Data aquisition is crucial to a wide range of industries and applications including: military, for use in the testing of critical defense components and combat vehicles; marine, in order to test and measure environmental aspects such as the salinity or the temperature of the water; and industrial, for the control and measurement of various hazardous chemicals required in certain processing applications.
Related Categories

Data aquisition (DAQ) is the sampling of actual physical conditions such as property or phenomena, which can include things such as light intensity, fluid flow, gas pressure, temperature and force. While data acquisition is typically performed for one type of physical condition at a time, some types of data acquisition can take samples of various physical conditions at the same time. Once the data from the physical conditions is collected, the data acquisition process involves converting that data into digital numeric values. This conversion must be performed to attain a unified form that can then be manipulated by a computer. Types of computers that are most commonly used in data aquisition processes are personal computers (PC), PC-based industrial computers, desktop computers and Apple Macintosh computers. Data aquisition can be performed through either data aquisition devices such as temperature or data recorders, or it can be performed as part of an entire data aquisition system.

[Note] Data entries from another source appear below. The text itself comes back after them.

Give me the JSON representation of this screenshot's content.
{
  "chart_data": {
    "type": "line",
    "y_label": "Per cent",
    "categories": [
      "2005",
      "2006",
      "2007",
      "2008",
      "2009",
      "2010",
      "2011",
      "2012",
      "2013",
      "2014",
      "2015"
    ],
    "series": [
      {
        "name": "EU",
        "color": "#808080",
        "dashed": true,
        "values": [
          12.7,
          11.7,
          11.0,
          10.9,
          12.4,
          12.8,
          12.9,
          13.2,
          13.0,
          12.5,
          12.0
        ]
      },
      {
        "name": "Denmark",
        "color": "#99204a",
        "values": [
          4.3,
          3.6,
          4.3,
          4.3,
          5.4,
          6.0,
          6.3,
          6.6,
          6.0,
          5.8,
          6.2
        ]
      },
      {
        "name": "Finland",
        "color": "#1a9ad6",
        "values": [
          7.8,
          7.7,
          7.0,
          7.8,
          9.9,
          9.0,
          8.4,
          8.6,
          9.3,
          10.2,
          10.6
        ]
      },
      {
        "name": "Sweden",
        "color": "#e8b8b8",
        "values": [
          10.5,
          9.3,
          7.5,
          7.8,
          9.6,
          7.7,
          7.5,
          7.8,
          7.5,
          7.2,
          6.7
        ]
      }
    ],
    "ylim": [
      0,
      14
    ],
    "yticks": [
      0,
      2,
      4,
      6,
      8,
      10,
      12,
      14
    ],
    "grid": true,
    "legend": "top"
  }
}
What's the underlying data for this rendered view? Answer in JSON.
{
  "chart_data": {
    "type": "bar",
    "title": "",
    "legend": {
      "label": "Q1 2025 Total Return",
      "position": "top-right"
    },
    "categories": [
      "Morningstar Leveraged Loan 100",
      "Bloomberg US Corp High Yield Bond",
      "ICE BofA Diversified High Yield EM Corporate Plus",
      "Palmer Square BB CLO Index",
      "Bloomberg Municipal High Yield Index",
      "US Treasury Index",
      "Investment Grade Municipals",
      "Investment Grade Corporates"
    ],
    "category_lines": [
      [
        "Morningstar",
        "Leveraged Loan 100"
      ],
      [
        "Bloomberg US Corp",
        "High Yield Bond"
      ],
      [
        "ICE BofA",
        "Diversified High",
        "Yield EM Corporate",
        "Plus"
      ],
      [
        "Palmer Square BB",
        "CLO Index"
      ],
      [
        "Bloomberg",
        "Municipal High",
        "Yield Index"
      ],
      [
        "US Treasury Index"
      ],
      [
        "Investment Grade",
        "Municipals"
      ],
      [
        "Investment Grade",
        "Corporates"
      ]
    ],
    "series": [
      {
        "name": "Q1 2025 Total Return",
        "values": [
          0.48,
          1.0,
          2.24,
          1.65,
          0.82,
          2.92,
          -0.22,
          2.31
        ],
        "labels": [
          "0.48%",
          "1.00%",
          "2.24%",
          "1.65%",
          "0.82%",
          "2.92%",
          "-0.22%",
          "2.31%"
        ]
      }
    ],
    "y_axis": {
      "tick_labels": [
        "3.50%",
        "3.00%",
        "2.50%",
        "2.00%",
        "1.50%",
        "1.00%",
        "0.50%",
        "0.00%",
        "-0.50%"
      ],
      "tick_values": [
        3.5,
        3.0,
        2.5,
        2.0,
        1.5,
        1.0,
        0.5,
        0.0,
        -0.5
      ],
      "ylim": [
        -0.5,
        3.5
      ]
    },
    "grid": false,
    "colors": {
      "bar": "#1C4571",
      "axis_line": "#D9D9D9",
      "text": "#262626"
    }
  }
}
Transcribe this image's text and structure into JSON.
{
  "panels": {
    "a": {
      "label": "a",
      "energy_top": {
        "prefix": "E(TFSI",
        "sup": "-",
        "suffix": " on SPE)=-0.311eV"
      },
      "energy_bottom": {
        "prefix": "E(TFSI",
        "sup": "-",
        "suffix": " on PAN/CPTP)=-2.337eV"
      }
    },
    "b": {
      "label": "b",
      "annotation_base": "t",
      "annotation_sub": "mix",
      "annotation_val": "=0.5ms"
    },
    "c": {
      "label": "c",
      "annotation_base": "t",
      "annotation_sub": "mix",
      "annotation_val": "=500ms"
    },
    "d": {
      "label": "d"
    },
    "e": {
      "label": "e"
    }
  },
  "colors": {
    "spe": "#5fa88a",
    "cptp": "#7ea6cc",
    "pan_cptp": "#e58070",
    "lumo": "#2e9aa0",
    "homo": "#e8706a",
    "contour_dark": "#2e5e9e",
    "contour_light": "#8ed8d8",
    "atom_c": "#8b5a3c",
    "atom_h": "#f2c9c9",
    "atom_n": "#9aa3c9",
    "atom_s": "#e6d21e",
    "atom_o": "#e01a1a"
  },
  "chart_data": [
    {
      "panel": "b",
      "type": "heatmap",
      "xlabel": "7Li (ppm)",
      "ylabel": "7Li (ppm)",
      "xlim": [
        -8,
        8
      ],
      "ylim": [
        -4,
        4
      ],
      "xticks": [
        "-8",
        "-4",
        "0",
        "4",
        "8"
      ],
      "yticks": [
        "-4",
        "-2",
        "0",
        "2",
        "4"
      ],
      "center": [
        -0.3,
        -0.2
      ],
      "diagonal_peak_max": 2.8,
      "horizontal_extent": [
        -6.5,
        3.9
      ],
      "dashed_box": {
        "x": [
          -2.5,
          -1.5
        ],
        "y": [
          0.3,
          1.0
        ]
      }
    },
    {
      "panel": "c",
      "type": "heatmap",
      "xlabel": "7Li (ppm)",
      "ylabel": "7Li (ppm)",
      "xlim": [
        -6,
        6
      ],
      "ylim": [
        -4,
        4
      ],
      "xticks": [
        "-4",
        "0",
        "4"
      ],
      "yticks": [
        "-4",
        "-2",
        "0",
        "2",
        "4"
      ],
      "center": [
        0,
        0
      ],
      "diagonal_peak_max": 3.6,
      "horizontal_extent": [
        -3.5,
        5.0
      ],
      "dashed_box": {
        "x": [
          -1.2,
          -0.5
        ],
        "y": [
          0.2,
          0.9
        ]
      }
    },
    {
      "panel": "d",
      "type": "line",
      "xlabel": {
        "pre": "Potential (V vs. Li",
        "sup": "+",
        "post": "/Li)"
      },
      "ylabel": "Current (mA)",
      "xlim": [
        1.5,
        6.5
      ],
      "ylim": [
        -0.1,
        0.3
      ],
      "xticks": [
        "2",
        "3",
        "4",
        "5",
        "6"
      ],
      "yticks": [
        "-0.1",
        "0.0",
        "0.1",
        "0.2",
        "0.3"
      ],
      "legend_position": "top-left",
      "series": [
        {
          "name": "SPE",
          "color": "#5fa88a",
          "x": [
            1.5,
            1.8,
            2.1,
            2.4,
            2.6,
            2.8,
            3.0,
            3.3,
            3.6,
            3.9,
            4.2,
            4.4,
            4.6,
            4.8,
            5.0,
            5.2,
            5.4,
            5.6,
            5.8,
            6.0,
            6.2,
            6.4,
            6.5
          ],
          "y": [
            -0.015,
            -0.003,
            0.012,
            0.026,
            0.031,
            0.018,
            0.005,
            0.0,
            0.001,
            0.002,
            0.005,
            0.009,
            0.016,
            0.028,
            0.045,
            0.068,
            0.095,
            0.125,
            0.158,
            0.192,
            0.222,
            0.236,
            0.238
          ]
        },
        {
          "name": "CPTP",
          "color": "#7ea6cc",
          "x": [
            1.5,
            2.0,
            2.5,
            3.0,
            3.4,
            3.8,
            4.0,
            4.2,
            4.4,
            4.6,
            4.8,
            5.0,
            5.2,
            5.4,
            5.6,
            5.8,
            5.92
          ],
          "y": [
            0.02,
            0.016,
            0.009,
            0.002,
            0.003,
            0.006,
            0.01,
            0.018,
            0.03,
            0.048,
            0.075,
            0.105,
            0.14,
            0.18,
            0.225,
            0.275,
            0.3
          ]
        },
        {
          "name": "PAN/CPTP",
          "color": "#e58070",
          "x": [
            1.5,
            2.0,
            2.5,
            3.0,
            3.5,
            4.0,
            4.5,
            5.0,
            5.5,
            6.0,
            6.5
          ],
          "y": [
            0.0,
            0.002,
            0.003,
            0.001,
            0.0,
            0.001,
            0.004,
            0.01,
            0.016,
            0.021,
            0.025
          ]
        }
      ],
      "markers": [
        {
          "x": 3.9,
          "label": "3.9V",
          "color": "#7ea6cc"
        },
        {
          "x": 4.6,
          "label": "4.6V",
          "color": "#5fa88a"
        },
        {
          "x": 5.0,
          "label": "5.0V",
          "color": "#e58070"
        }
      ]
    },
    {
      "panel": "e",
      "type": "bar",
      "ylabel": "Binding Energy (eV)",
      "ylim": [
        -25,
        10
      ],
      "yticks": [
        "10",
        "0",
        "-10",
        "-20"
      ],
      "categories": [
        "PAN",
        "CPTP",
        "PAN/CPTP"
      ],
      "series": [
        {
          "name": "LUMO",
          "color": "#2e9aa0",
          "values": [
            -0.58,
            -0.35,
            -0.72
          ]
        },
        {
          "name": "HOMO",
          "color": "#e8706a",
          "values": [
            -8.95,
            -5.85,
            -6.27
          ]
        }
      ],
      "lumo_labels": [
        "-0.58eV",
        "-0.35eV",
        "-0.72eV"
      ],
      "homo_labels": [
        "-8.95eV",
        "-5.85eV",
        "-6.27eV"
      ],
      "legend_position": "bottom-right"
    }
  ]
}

There are many different types of data aquisition devices and systems, but the basic process of data aquisition remains the same; the main difference is the information and how it is converted into digital form. In order for the conversion to occur, data acquisition devices must have three essential components: sensors, signal conditioners and analog-to-digital converters. These three devices essentially all serve the major purpose of converting the physical data to digital data: the sensors convert the physical data into an electrical signal such as a voltage or a current, then the signal conditioner alters the electrical signal into a form that is able to more easily be converted into digital data, and lastly the analog-to-digital converter is able to take the final step and convert the data fully into digital numerical values. Signal conditioners are not always a necessary component since, at times, the sensor is able to convert the physical data into a form that can easily be converted to digital data on its own. In addition to these three components, data acquisition devices are controlled by means of software programs that have been developed through the use of diverse general-purpose programming languages including Fortran, C, Java, BASIC and Pascal. Additional types of programming that are used for data acquisition systems include graphics software such as ladder logic and Visual Basic.